- Born: June 18, 1980 (age 46) Williamsville, New York, U.S.
- Education: University of North Carolina at Chapel Hill
- Occupation: Television producer
- Years active: 2002–present
- Spouse: Kevin Miller ​ ​(m. 2010; div. 2014)​
- Children: 1

= Lindsay Shookus =

American television producer (born 1980)

Lindsay Anne Shookus (born June 18, 1980) is an American television producer. She has been nominated for 10 Emmy Awards, winning four times, for her work on Saturday Night Live.

==Early life==
Shookus's father, Robert, owned a manufacturers representative business while her mother, Christine, worked as a pharmaceutical sales representative. She has one older brother, Jeff, and one younger sister, Sara. She was raised in Williamsville, New York, and attended Williamsville South High School, where she was president of her junior and senior high school classes. She studied journalism at University of North Carolina at Chapel Hill from 1998 to 2002.

==Career==
After graduating from college in 2002, Shookus was hired as Marci Klein's assistant on Saturday Night Live. In 2008, she became an associate producer on the show and also had producing credits on 45 episodes of 30 Rock between 2008 and 2010. She was named an SNL co-producer in 2010, and was named as a producer in 2012. She is head of the show's talent department, booking hosts and musical guests, as well as scouting potential cast members. She was named one of Billboards 50 Most Powerful Music Executives in both 2015 and 2016. After 20 years at SNL, Shookus left the show in 2022.

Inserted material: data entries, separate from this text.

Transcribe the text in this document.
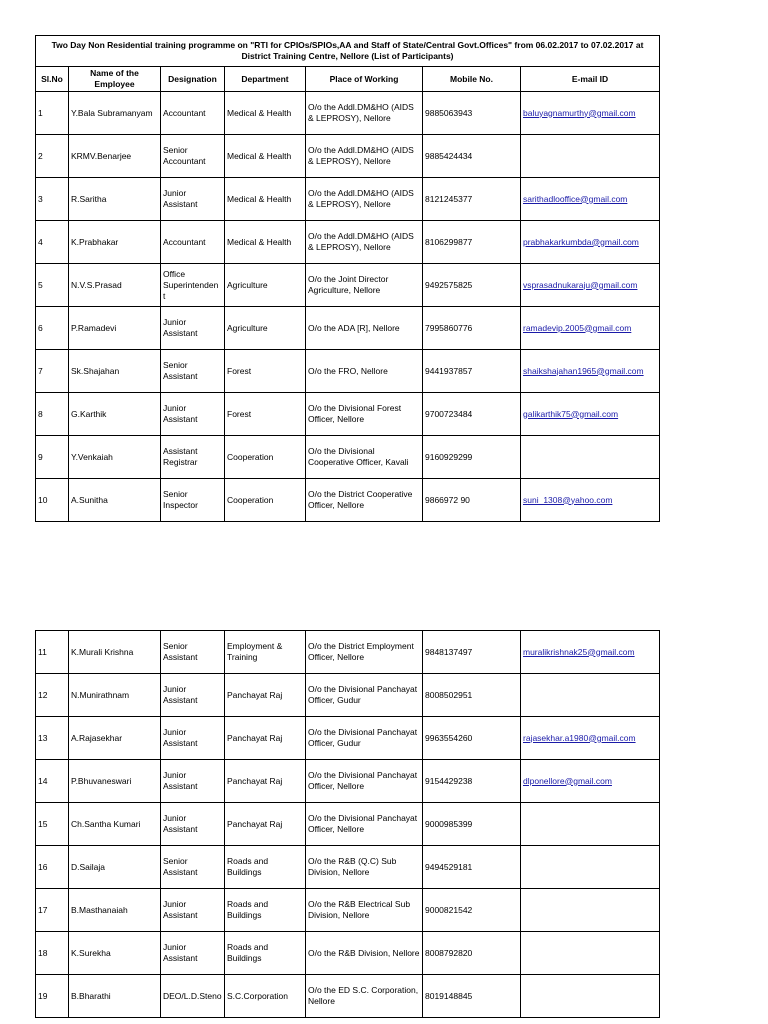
Two Day Non Residential training programme on "RTI for CPIOs/SPIOs,AA and Staff of State/Central Govt.Offices" from 06.02.2017 to 07.02.2017 at District Training Centre, Nellore (List of Participants)						
Sl.No	Name of the Employee	Designation	Department	Place of Working	Mobile No.	E-mail ID
1	Y.Bala Subramanyam	Accountant	Medical & Health	O/o the Addl.DM&HO (AIDS & LEPROSY), Nellore	9885063943	baluyagnamurthy@gmail.com
2	KRMV.Benarjee	Senior Accountant	Medical & Health	O/o the Addl.DM&HO (AIDS & LEPROSY), Nellore	9885424434	
3	R.Saritha	Junior Assistant	Medical & Health	O/o the Addl.DM&HO (AIDS & LEPROSY), Nellore	8121245377	sarithadlooffice@gmail.com
4	K.Prabhakar	Accountant	Medical & Health	O/o the Addl.DM&HO (AIDS & LEPROSY), Nellore	8106299877	prabhakarkumbda@gmail.com
5	N.V.S.Prasad	Office Superintenden t	Agriculture	O/o the Joint Director Agriculture, Nellore	9492575825	vsprasadnukaraju@gmail.com
6	P.Ramadevi	Junior Assistant	Agriculture	O/o the ADA [R], Nellore	7995860776	ramadevip.2005@gmail.com
7	Sk.Shajahan	Senior Assistant	Forest	O/o the FRO, Nellore	9441937857	shaikshajahan1965@gmail.com
8	G.Karthik	Junior Assistant	Forest	O/o the Divisional Forest Officer, Nellore	9700723484	galikarthik75@gmail.com
9	Y.Venkaiah	Assistant Registrar	Cooperation	O/o the Divisional Cooperative Officer, Kavali	9160929299	
10	A.Sunitha	Senior Inspector	Cooperation	O/o the District Cooperative Officer, Nellore	9866972 90	suni_1308@yahoo.com
11	K.Murali Krishna	Senior Assistant	Employment & Training	O/o the District Employment Officer, Nellore	9848137497	muralikrishnak25@gmail.com
12	N.Munirathnam	Junior Assistant	Panchayat Raj	O/o the Divisional Panchayat Officer, Gudur	8008502951	
13	A.Rajasekhar	Junior Assistant	Panchayat Raj	O/o the Divisional Panchayat Officer, Gudur	9963554260	rajasekhar.a1980@gmail.com
14	P.Bhuvaneswari	Junior Assistant	Panchayat Raj	O/o the Divisional Panchayat Officer, Nellore	9154429238	dlponellore@gmail.com
15	Ch.Santha Kumari	Junior Assistant	Panchayat Raj	O/o the Divisional Panchayat Officer, Nellore	9000985399	
16	D.Sailaja	Senior Assistant	Roads and Buildings	O/o the R&B (Q.C) Sub Division, Nellore	9494529181	
17	B.Masthanaiah	Junior Assistant	Roads and Buildings	O/o the R&B Electrical Sub Division, Nellore	9000821542	
18	K.Surekha	Junior Assistant	Roads and Buildings	O/o the R&B Division, Nellore	8008792820	
19	B.Bharathi	DEO/L.D.Steno	S.C.Corporation	O/o the ED S.C. Corporation, Nellore	8019148845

Shookus and friend Kristin O'Keeffe Merrick host an annual "Women Work Fucking Hard" networking event in New York, which spotlights female entrepreneurs and encourages women to help each other succeed in business.

==Personal life==
Shookus met television producer Kevin Miller in 2002 and they married in 2010. Their daughter was born in early 2013. The couple separated in 2014 and later divorced. She dated Ben Affleck from 2017 to 2018, and again in early 2019.

During the 2016 presidential campaign, Shookus supported Hillary Clinton and was a member of the Emily's List Creative Council.